Dengan mengembangkan fungsi KUA sebagai tempat pencatatan pernikahan agama selain Islam, Menag berharap data-data pernikahan dan perceraian bisa lebih terintegrasi dengan baik.
Menag juga berharap aula-aula yang ada di KUA dapat dipersilakan untuk menjadi tempat ibadah sementara bagi umat non-muslim yang masih kesulitan mendirikan rumah ibadah sendiri karena faktor ekonomi, sosial, dan lain-lain.
Respons Muhammadiyah
Sekretaris Umum PP Muhammadiyah Abdul Mu'ti mengatakan wacana tersebut perlu dikaji ulang lantaran, diperlukan hearing dari sejumlah pihak, khususnya organisasi-organisasi agama dan kementerian terkait lain.
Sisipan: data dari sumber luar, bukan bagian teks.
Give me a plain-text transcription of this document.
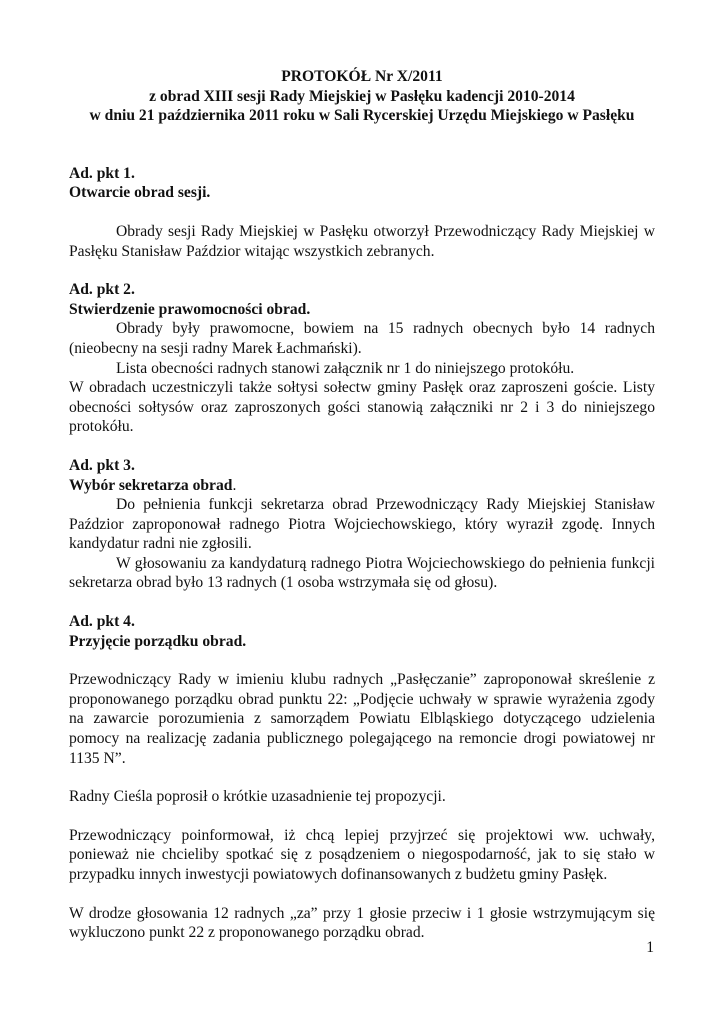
PROTOKÓŁ Nr X/2011
z obrad XIII sesji Rady Miejskiej w Pasłęku kadencji 2010-2014
w dniu 21 października 2011 roku w Sali Rycerskiej Urzędu Miejskiego w Pasłęku
Ad. pkt 1.
Otwarcie obrad sesji.

Obrady sesji Rady Miejskiej w Pasłęku otworzył Przewodniczący Rady Miejskiej w Pasłęku Stanisław Paździor witając wszystkich zebranych.

Ad. pkt 2.
Stwierdzenie prawomocności obrad.

Obrady były prawomocne, bowiem na 15 radnych obecnych było 14 radnych (nieobecny na sesji radny Marek Łachmański).

Lista obecności radnych stanowi załącznik nr 1 do niniejszego protokółu.

W obradach uczestniczyli także sołtysi sołectw gminy Pasłęk oraz zaproszeni goście. Listy obecności sołtysów oraz zaproszonych gości stanowią załączniki nr 2 i 3 do niniejszego protokółu.

Ad. pkt 3.
Wybór sekretarza obrad.

Do pełnienia funkcji sekretarza obrad Przewodniczący Rady Miejskiej Stanisław Paździor zaproponował radnego Piotra Wojciechowskiego, który wyraził zgodę. Innych kandydatur radni nie zgłosili.

W głosowaniu za kandydaturą radnego Piotra Wojciechowskiego do pełnienia funkcji sekretarza obrad było 13 radnych (1 osoba wstrzymała się od głosu).

Ad. pkt 4.
Przyjęcie porządku obrad.

Przewodniczący Rady w imieniu klubu radnych „Pasłęczanie” zaproponował skreślenie z proponowanego porządku obrad punktu 22: „Podjęcie uchwały w sprawie wyrażenia zgody na zawarcie porozumienia z samorządem Powiatu Elbląskiego dotyczącego udzielenia pomocy na realizację zadania publicznego polegającego na remoncie drogi powiatowej nr 1135 N”.

Radny Cieśla poprosił o krótkie uzasadnienie tej propozycji.

Przewodniczący poinformował, iż chcą lepiej przyjrzeć się projektowi ww. uchwały, ponieważ nie chcieliby spotkać się z posądzeniem o niegospodarność, jak to się stało w przypadku innych inwestycji powiatowych dofinansowanych z budżetu gminy Pasłęk.

W drodze głosowania 12 radnych „za” przy 1 głosie przeciw i 1 głosie wstrzymującym się wykluczono punkt 22 z proponowanego porządku obrad.

1
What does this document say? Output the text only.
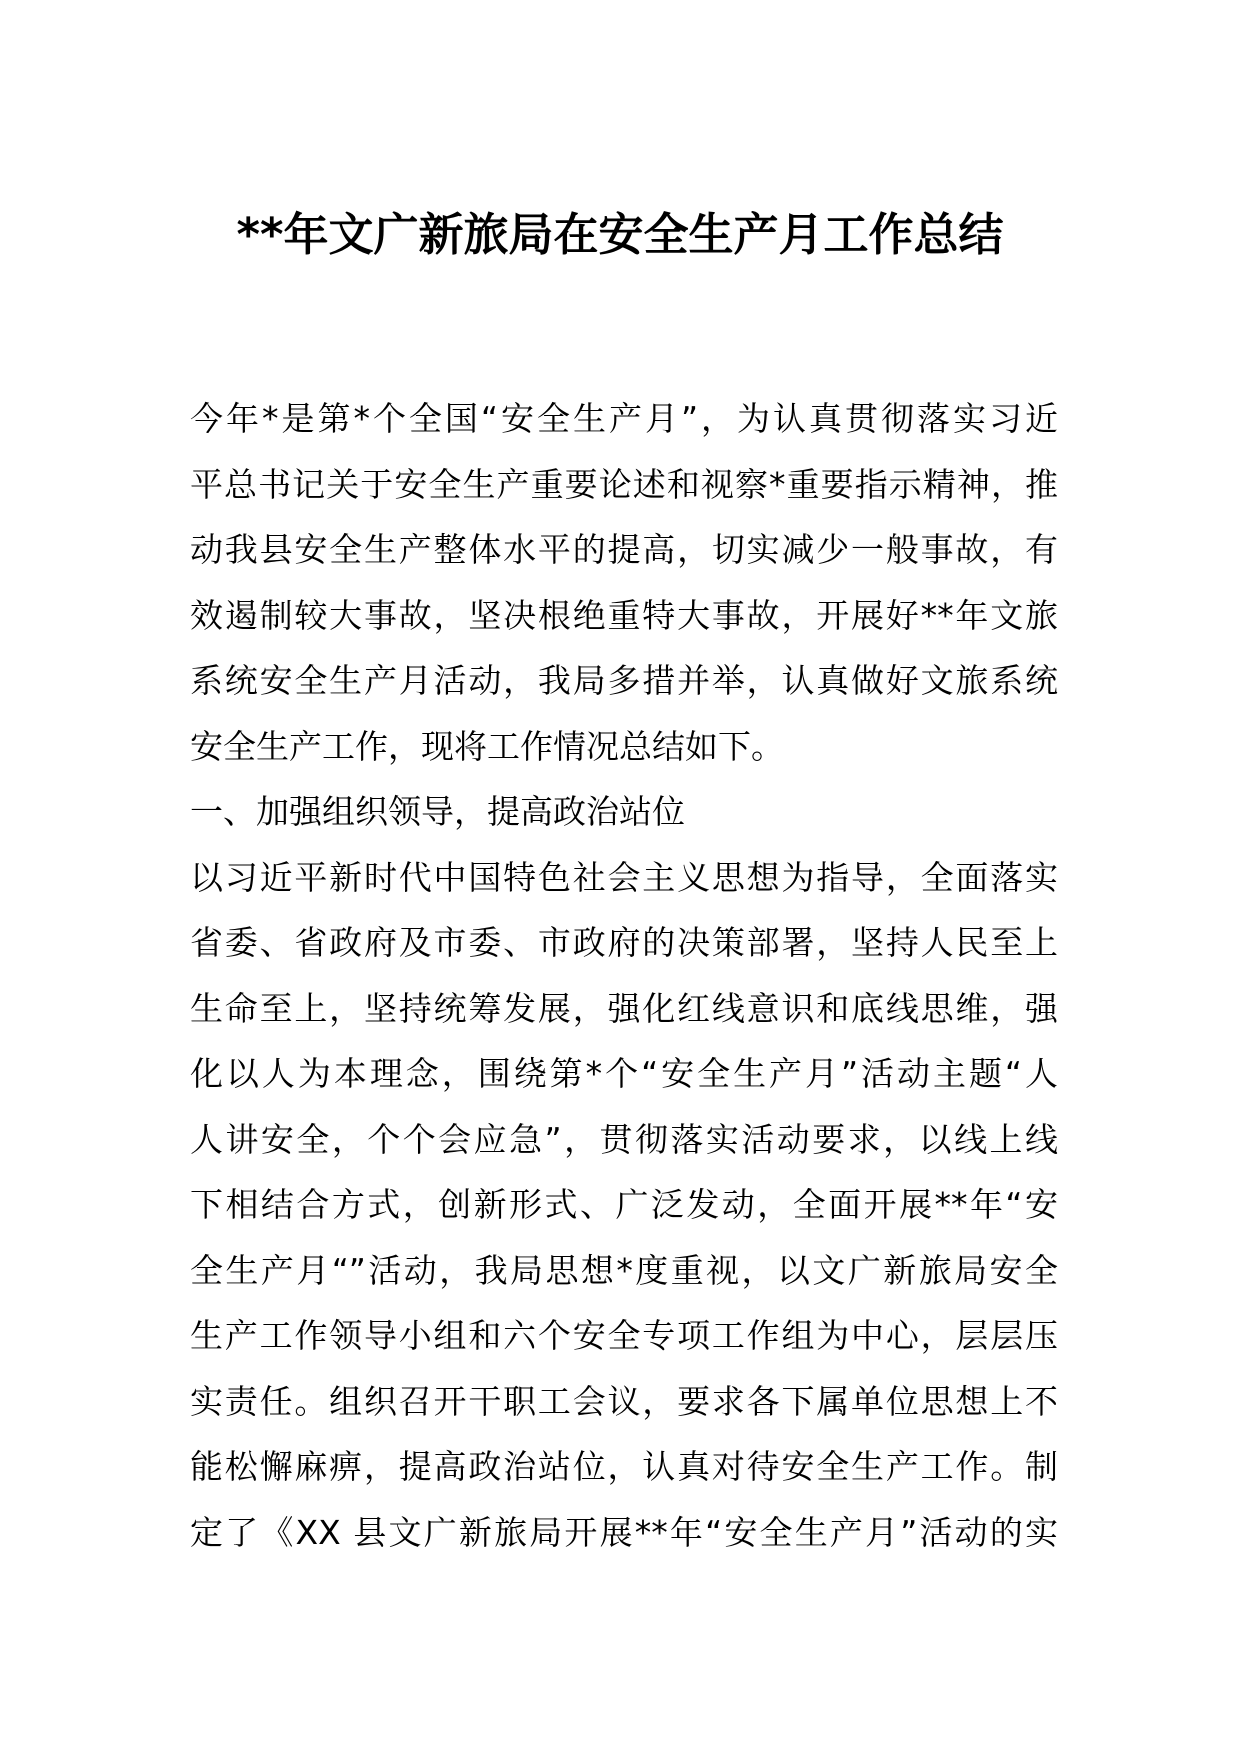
**年文广新旅局在安全生产月工作总结
今年*是第*个全国“安全生产月”，为认真贯彻落实习近
平总书记关于安全生产重要论述和视察*重要指示精神，推
动我县安全生产整体水平的提高，切实减少一般事故，有
效遏制较大事故，坚决根绝重特大事故，开展好**年文旅
系统安全生产月活动，我局多措并举，认真做好文旅系统
安全生产工作，现将工作情况总结如下。
一、加强组织领导，提高政治站位
以习近平新时代中国特色社会主义思想为指导，全面落实
省委、省政府及市委、市政府的决策部署，坚持人民至上
生命至上，坚持统筹发展，强化红线意识和底线思维，强
化以人为本理念，围绕第*个“安全生产月”活动主题“人
人讲安全，个个会应急”，贯彻落实活动要求，以线上线
下相结合方式，创新形式、广泛发动，全面开展**年“安
全生产月“”活动，我局思想*度重视，以文广新旅局安全
生产工作领导小组和六个安全专项工作组为中心，层层压
实责任。组织召开干职工会议，要求各下属单位思想上不
能松懈麻痹，提高政治站位，认真对待安全生产工作。制
定了《XX 县文广新旅局开展**年“安全生产月”活动的实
"Perlu dilakukan kajian komprehensif terkait dengan kesiapan dan dampak yang ditimbulkan, mempertimbangkan dengan seksama, manfaat dan madlaratnya," kata dia saat dihubungi Tribunnews.com, Senin (26/2/2023).
Ia mengatakan, gagasan integrasi pencatatan pernikahan dan perceraian memang sangat diperlukan.
Terlebih, penertiban pernikahan yang tidak tercatat di dalam administrasi perlu ditertibkan.
Misalnya pernikahan di bawah tangan (sirri) dan pernikahan agama.
"Dikotomi antara pernikahan 'agama' dan negara tidak seharusnya dibiarkan terus terjadi."